For Windows Forms look at:
System.Windows.Forms.Application.ThreadException event
Use AddHandler in your Sub Main.
In stead of the do try/catch loop, simply handle the
Application.ThreadException event before calling other methods on
Application.
Hope this helps
Jay
> I'm currently trying to make my application restart when an unhandled
> exception gets through to the Main call. It does something like this:
[quoted text clipped - 15 lines]
> []'s,
> Harkos
Harkos - 28 Jul 2003 18:22 GMT
Hi Jay,
I'm developing a Windows Form application. What I'm trying to create is the
same thing that happens with MSIE when a huge error happens. I'd rather
really close the entire app and restart it to avoid creating a much bigger
problem to the user. So I don't simply want to handle the exception, but
also restart the application and check if the user wants to send me a report
about the error.
Another thing, why my code runs correctly on Win2K Server?
[]'s,
Harkos
> Wrapping your Application.Run method with a Try/Catch block will not catch
> unhandled exceptions.
[quoted text clipped - 7 lines]
> System.Windows.Forms.Application.ThreadException event
> Use AddHandler in your Sub Main.
Jay B. Harlow [MVP - Outlook] - 29 Jul 2003 15:31 GMT
Harkos,
> Another thing, why my code runs correctly on Win2K Server?
Not sure.
> So I don't simply want to handle the exception, but
> also restart the application and check if the user wants to send me a report
> about the error.
I would not put the Application.Run in simple loop as you did then.
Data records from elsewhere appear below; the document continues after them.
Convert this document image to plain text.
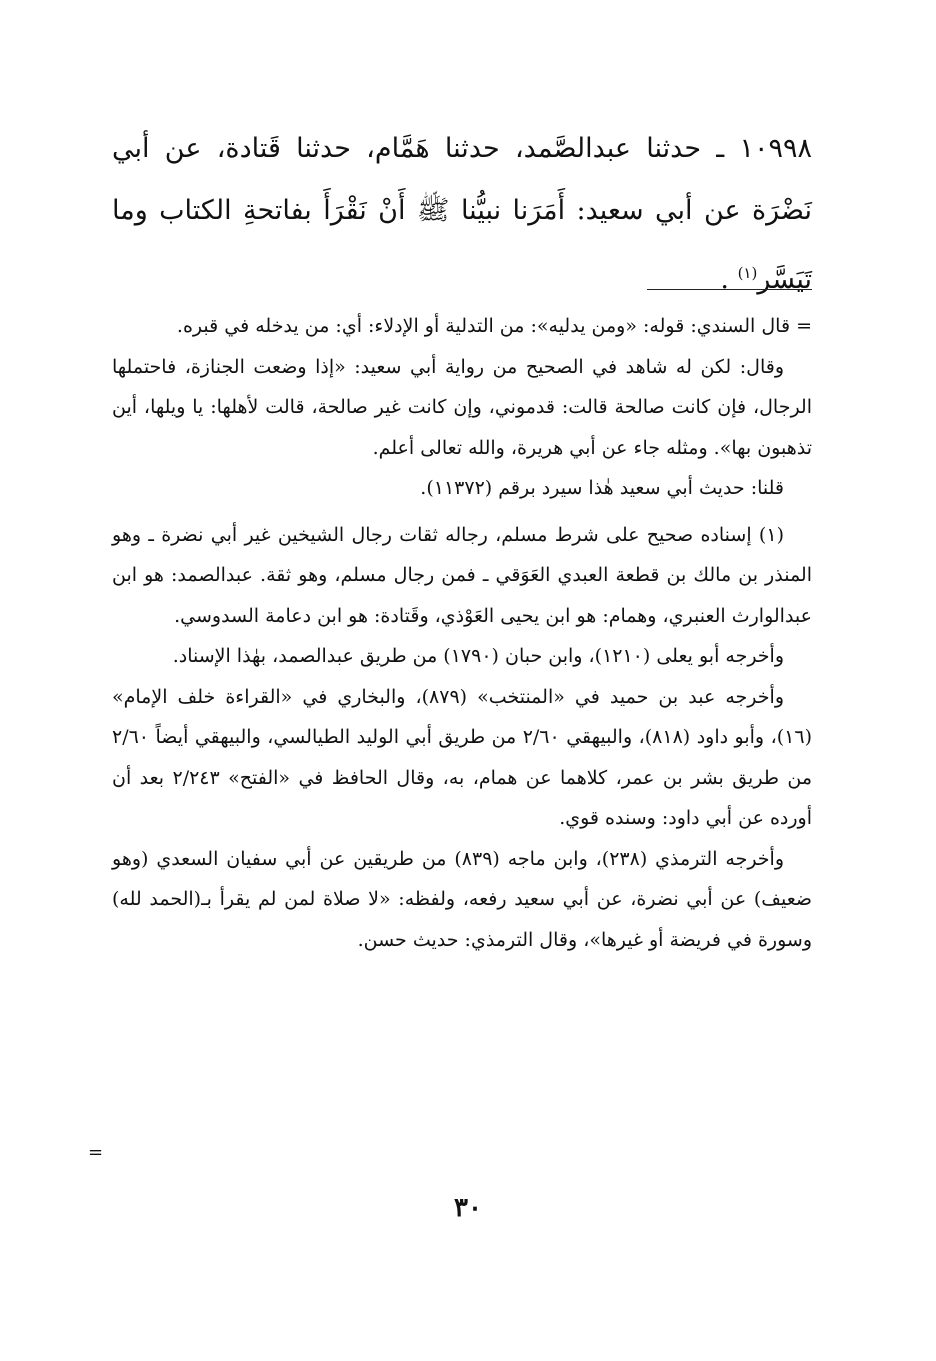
١٠٩٩٨ ـ حدثنا عبدالصَّمد، حدثنا هَمَّام، حدثنا قَتادة، عن أبي نَضْرَة عن أبي سعيد: أَمَرَنا نبيُّنا ﷺ أَنْ نَقْرَأَ بفاتحةِ الكتاب وما تَيَسَّر$^{(١)}$ .

= قال السندي: قوله: «ومن يدليه»: من التدلية أو الإدلاء: أي: من يدخله في قبره.

وقال: لكن له شاهد في الصحيح من رواية أبي سعيد: «إذا وضعت الجنازة، فاحتملها الرجال، فإن كانت صالحة قالت: قدموني، وإن كانت غير صالحة، قالت لأهلها: يا ويلها، أين تذهبون بها». ومثله جاء عن أبي هريرة، والله تعالى أعلم.

قلنا: حديث أبي سعيد هٰذا سيرد برقم (١١٣٧٢).

(١) إسناده صحيح على شرط مسلم، رجاله ثقات رجال الشيخين غير أبي نضرة ـ وهو المنذر بن مالك بن قطعة العبدي العَوَقي ـ فمن رجال مسلم، وهو ثقة. عبدالصمد: هو ابن عبدالوارث العنبري، وهمام: هو ابن يحيى العَوْذي، وقَتادة: هو ابن دعامة السدوسي.

وأخرجه أبو يعلى (١٢١٠)، وابن حبان (١٧٩٠) من طريق عبدالصمد، بهٰذا الإسناد.

وأخرجه عبد بن حميد في «المنتخب» (٨٧٩)، والبخاري في «القراءة خلف الإمام» (١٦)، وأبو داود (٨١٨)، والبيهقي ٢/٦٠ من طريق أبي الوليد الطيالسي، والبيهقي أيضاً ٢/٦٠ من طريق بشر بن عمر، كلاهما عن همام، به، وقال الحافظ في «الفتح» ٢/٢٤٣ بعد أن أورده عن أبي داود: وسنده قوي.

وأخرجه الترمذي (٢٣٨)، وابن ماجه (٨٣٩) من طريقين عن أبي سفيان السعدي (وهو ضعيف) عن أبي نضرة، عن أبي سعيد رفعه، ولفظه: «لا صلاة لمن لم يقرأ بـ(الحمد لله) وسورة في فريضة أو غيرها»، وقال الترمذي: حديث حسن.

=
٣٠
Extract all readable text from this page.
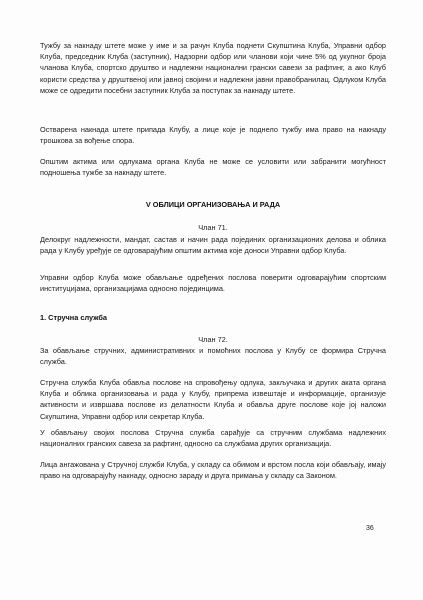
Тужбу за накнаду штете може у име и за рачун Клуба поднети Скупштина Клуба, Управни одбор Клуба, председник Клуба (заступник), Надзорни одбор или чланови који чине 5% од укупног броја чланова Клуба, спортско друштво и надлежни национални грански савези за рафтинг, а ако Клуб користи средства у друштвеној или јавној својини и надлежни јавни правобранилац. Одлуком Клуба може се одредити посебни заступник Клуба за поступак за накнаду штете.

Остварена накнада штете припада Клубу, а лице које је поднело тужбу има право на накнаду трошкова за вођење спора.

Општим актима или одлукама органа Клуба не може се условити или забранити могућност подношења тужбе за накнаду штете.

V ОБЛИЦИ ОРГАНИЗОВАЊА И РАДА

Члан 71.

Делокруг надлежности, мандат, састав и начин рада појединих организационих делова и облика рада у Клубу уређује се одговарајућим општим актима које доноси Управни одбор Клуба.

Управни одбор Клуба може обављање одређених послова поверити одговарајућим спортским институцијама, организацијама односно појединцима.

1. Стручна служба

Члан 72.

За обављање стручних, административних и помоћних послова у Клубу се формира Стручна служба.

Стручна служба Клуба обавља послове на спровођењу одлука, закључака и других аката органа Клуба и облика организовања и рада у Клубу, припрема извештаје и информације, организује активности и извршава послове из делатности Клуба и обавља друге послове које јој наложи Скупштина, Управни одбор или секретар Клуба.

У обављању својих послова Стручна служба сарађује са стручним службама надлежних националних гранских савеза за рафтинг, односно са службама других организација.

Лица ангажована у Стручној служби Клуба, у складу са обимом и врстом посла који обављају, имају право на одговарајућу накнаду, односно зараду и друга примања у складу са Законом.

36
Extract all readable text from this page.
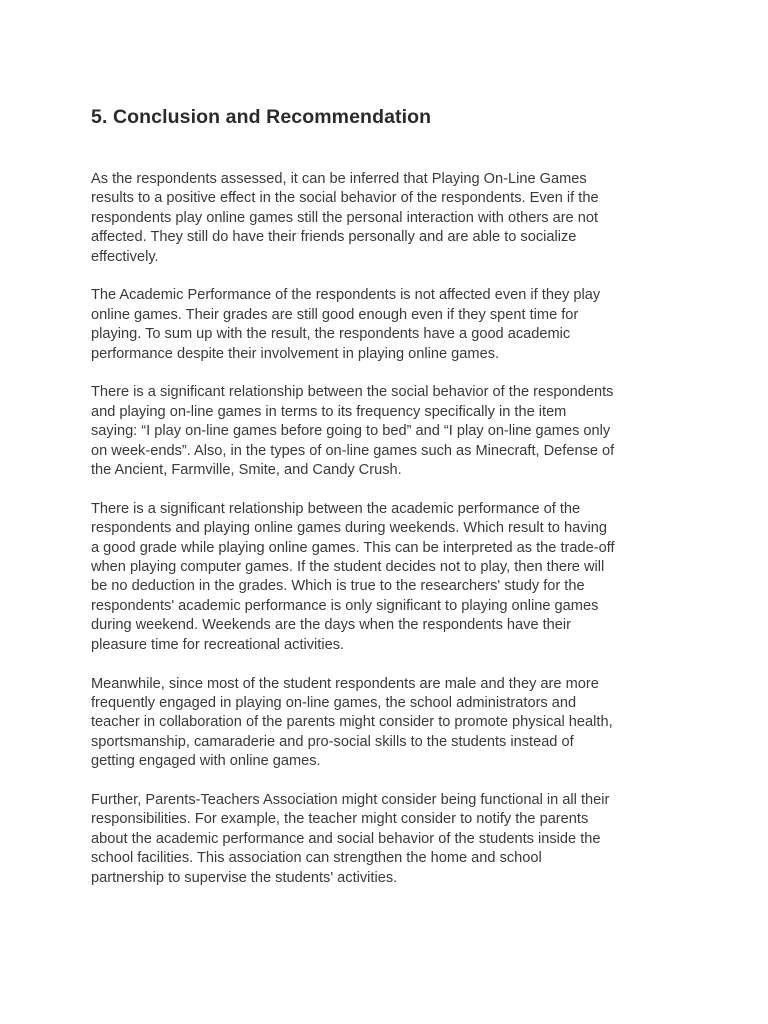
5. Conclusion and Recommendation

As the respondents assessed, it can be inferred that Playing On-Line Games
results to a positive effect in the social behavior of the respondents. Even if the
respondents play online games still the personal interaction with others are not
affected. They still do have their friends personally and are able to socialize
effectively.

The Academic Performance of the respondents is not affected even if they play
online games. Their grades are still good enough even if they spent time for
playing. To sum up with the result, the respondents have a good academic
performance despite their involvement in playing online games.

There is a significant relationship between the social behavior of the respondents
and playing on-line games in terms to its frequency specifically in the item
saying: “I play on-line games before going to bed” and “I play on-line games only
on week-ends”. Also, in the types of on-line games such as Minecraft, Defense of
the Ancient, Farmville, Smite, and Candy Crush.

There is a significant relationship between the academic performance of the
respondents and playing online games during weekends. Which result to having
a good grade while playing online games. This can be interpreted as the trade-off
when playing computer games. If the student decides not to play, then there will
be no deduction in the grades. Which is true to the researchers' study for the
respondents' academic performance is only significant to playing online games
during weekend. Weekends are the days when the respondents have their
pleasure time for recreational activities.

Meanwhile, since most of the student respondents are male and they are more
frequently engaged in playing on-line games, the school administrators and
teacher in collaboration of the parents might consider to promote physical health,
sportsmanship, camaraderie and pro-social skills to the students instead of
getting engaged with online games.

Further, Parents-Teachers Association might consider being functional in all their
responsibilities. For example, the teacher might consider to notify the parents
about the academic performance and social behavior of the students inside the
school facilities. This association can strengthen the home and school
partnership to supervise the students' activities.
I would
actually create new AppDomain and really restart the "app". This is what
ASP.NET does. Unfortunately I do not have a specific example of this. You
might start here:
http://msdn.microsoft.com/library/default.asp?url=/library/en-us/cpguide/html/cp
conapplicationdomains.asp
As simply restarting Application.Run, you will still have objects in memory
that you are using, static/shared variables & such. Where as creating a new
AppDomain will cause all objects to be created fresh.
The next level of isolation would be to actually restart the app. Actually
have 2 programs. The 'monitor' that uses Process.Start to start the actual
app. If the monitor decides the actual app failed, it would use
Process.Start to physically restart the app.
Hope this helps
Jay
> Hi Jay,
>
[quoted text clipped - 22 lines]
> > System.Windows.Forms.Application.ThreadException event
> > Use AddHandler in your Sub Main.